According to the London-based Al-Hayat newspaper, Israel suggested that Donald Trump, who is scheduled to visit on May 22 after first going to Saudi Arabia, delay the trip by several days to coincide with the anniversary.
However, the Trump administration refused for two reasons, Al-Hayat said, citing Western sources.
With Trump looking to broker a Mideast peace deal, he does not want to appear too biased in favor of Israel, which could be implied if he were here to mark Israel’s 1967 victories over the Arab armies, the report said.
The later date was also technically difficult because Trump has tied his first overseas visit to the NATO and G7 summits in Brussels and Sicily later this month, Al-Hayat said.
The Six Day War was fought between June 5 and 10, 1967 and saw Israel capture East Jerusalem, the West Bank, the Gaza Strip, the Sinai Peninsula and the Golan Heights.
It’s not immediately clear why Israel would have suggested that Trump delay his trip and there has been no official confirmation of any such suggestion.
In any case, Trump will be in Israel just a day before the Jewish state celebrates the 50th anniversary of the reunification of Jerusalem in that war, which this year falls on the eve of May 23 according to the Hebrew calendar.
This has already sparked speculation that he might use the trip make a major announcement regarding the holy city, which is even more sensitive in the Arab world.
Over the course of his campaign, Trump repeatedly promised he would move the US embassy from Tel Aviv to Jerusalem, but since assuming office, he has seemingly stepped away from that pledge amid warnings from the Muslim world.
Trump will have to make an important decision on the matter.
Congress passed a law in 1995 mandating the embassy be moved to Jerusalem, but it allowed the president to exercise a six-month waiver on national security grounds.
Every president since, including Barack Obama’s predecessors George W. Bush and Bill Clinton, signed that waiver every six months.
The last one, signed in December by Obama, expires at the end of May, when Trump will be forced to either sign it or follow through on his campaign promise.
But given that Trump said he wants to reset his often-frosty relations with the Muslim world, he seems unlikely to want to antagonize them with a Jerusalem declaration.

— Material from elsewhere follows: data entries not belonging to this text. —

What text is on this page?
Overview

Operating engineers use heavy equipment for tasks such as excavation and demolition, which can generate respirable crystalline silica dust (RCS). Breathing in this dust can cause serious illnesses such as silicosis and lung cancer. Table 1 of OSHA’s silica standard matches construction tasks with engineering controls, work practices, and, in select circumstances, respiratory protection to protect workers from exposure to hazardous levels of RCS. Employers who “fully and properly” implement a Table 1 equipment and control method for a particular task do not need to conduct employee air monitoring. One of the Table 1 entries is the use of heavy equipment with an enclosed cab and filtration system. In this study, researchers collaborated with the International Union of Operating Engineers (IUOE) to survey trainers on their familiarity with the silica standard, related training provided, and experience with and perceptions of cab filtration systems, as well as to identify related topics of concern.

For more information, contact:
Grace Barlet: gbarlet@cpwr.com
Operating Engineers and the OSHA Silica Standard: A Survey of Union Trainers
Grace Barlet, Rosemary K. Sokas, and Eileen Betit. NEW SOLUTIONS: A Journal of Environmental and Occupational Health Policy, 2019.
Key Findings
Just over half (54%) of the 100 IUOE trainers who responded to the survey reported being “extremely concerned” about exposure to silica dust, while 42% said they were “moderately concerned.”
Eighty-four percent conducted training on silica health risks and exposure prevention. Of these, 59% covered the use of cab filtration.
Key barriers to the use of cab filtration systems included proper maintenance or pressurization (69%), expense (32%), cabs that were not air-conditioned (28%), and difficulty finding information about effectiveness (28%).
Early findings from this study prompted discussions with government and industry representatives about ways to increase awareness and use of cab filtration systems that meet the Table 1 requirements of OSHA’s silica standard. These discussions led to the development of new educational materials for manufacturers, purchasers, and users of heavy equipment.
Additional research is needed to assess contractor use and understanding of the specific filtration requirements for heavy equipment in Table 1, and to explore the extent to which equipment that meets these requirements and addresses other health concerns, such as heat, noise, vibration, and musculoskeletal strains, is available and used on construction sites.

Trump said he “will begin [the foreign trip] with a truly historic gathering in Saudi Arabia with leaders from all across the Muslim world,” and noted: “Saudi Arabia is the custodian of the two holiest sites in Islam.”
In markedly conciliatory language, he added: “It is there we will begin to construct a new foundation of cooperation and support with our Muslim allies to combat extremism, terrorism and violence and to embrace a more just and hopeful future for young Muslims in their countries.”